The headset by standard is inherent upon the idea of space and while it’s most likely possible to hook up a controller and play as you would do with say, the Oculus Rift, the standard inputs for the device prove to be a blessing as much as it is a curse. The body tracking technique the Vive has opted for via the use of lighthouse posts do work well, and may ultimately prove superior over what the Rift has to offer in delivering similar experiences for the games that make use of full-room set-ups. But given what we know right now as well as the confirmed games being released for both headsets, outside of VR itself I don’t have much faith in full-room gaming experiences, with it being reminiscent of the Xbox Kinect.

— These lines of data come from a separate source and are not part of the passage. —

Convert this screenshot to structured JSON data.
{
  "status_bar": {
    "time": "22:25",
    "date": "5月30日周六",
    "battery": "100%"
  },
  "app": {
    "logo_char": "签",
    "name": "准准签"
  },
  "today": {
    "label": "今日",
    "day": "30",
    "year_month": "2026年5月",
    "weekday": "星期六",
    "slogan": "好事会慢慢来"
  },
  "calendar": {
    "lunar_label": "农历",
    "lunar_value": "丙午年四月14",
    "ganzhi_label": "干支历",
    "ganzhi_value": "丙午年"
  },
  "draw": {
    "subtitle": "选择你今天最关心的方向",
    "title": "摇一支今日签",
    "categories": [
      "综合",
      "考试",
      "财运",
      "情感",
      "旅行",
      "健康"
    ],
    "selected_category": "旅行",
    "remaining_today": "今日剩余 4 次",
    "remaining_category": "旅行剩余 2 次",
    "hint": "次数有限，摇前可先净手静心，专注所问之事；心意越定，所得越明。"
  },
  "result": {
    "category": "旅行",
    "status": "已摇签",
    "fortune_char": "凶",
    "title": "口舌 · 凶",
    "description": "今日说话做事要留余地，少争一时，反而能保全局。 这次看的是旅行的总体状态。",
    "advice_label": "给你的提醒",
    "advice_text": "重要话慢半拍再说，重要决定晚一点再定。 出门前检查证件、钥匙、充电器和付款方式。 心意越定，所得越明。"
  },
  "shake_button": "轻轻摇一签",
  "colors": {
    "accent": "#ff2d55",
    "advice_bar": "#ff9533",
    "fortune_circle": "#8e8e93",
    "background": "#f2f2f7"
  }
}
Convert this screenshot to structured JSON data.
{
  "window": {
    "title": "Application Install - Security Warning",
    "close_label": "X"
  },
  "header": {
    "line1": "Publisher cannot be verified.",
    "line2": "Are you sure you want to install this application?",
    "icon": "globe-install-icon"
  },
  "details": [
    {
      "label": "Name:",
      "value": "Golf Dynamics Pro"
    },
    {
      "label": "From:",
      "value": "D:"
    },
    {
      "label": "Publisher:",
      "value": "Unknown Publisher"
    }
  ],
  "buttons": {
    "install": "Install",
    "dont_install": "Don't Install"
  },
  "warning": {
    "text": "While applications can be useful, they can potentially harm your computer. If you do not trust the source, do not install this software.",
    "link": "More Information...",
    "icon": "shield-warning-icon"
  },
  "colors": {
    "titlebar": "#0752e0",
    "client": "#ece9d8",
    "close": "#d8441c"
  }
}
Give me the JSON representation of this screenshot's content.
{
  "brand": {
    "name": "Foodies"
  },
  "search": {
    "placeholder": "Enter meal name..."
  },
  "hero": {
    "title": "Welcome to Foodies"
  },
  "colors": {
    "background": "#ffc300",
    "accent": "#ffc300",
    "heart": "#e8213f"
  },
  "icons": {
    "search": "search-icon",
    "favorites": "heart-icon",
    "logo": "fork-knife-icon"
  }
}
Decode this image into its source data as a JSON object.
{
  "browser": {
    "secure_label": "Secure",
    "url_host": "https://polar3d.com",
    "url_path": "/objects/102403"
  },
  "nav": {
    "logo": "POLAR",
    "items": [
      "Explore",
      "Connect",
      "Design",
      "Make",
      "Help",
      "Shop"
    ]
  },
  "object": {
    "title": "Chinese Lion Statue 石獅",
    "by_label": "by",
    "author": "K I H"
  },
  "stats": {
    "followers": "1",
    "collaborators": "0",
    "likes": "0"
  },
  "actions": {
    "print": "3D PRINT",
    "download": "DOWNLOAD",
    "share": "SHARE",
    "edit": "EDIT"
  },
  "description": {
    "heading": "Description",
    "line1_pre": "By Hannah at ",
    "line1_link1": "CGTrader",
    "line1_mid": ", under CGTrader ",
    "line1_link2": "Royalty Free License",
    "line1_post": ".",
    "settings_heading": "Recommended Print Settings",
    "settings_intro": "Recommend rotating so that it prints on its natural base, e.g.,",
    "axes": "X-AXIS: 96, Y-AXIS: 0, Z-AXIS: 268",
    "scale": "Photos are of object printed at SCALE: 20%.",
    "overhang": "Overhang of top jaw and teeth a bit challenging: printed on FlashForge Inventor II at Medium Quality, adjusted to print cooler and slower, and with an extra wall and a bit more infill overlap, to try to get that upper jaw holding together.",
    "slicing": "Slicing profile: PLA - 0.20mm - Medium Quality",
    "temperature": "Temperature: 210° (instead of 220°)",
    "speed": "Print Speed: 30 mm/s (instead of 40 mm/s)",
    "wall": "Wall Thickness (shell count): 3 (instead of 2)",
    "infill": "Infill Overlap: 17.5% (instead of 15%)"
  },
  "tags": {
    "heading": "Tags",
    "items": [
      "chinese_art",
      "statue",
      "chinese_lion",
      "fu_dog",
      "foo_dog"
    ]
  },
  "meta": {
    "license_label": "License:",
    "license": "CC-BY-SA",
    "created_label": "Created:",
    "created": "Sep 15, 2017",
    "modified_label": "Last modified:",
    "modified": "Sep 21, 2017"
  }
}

Truth be told, I don’t really see a vast majority of people restructuring their lounge or building a dedicated room, especially with the line-up of games and from what I’ve played. Each to their own mind you and personal preferences aside, the games said to be shipped with the Vive are best described as tech-demos and tools for creationists. I have no doubt that future offerings will certainly appease gamers, especially with partnering of Valve. The double-edged sword to this partnering however is one I see potentially hurt the device, leaving it with the public perception of a sub-par experience. What am I referring to? The Steam marketplace. Valve’s curation of what’s considered eligible as a quality product is for lack of a better term, a laughing stock. So too is their customer service.
"The problem resides in the lack of a “Killer App” in order to make the case for what Valve and HTC are hoping to achieve."
Quite frankly, the moment a game releases on Steam, more times than none it’s a race to the end of a bottomless pit with no real care being given as to what’s classified as a solid, fully-functioning product, and what’s just another zombie-themed Minecraft rip-off. It’s two steps away from being a Google Play Store equivalent for PC gaming. And given the open nature of Valve which I do in fact respect, my concerns with a digital storefront for the Vive being anything remotely similar to Steam is one that’s fairly high. There’s three big dogs in this race, two of which are sure to have a loud enough bark when marking their territories. As for the Vive…well, unless they pull of some kind of wizardry and announce Half-Life3, then unfortunately, the cake is just a lie. And let’s face it, Half-Life 3 is not going to live up to expectations anyway, no matter how bad people want to see it.
Am I suggesting that Valve should abandon the full room experience in favour of something more traditional? Something more in-line with the Oculus Rift and its Xbox controller? Absolutely not, we need the differentiation. We need them in order to pioneer the technology. The problem resides in the lack of a “Killer App” in order to make the case for what Valve and HTC are hoping to achieve. Convince me.
We previewed the HTC Vive during the recently concluded PC Gamer Weekend.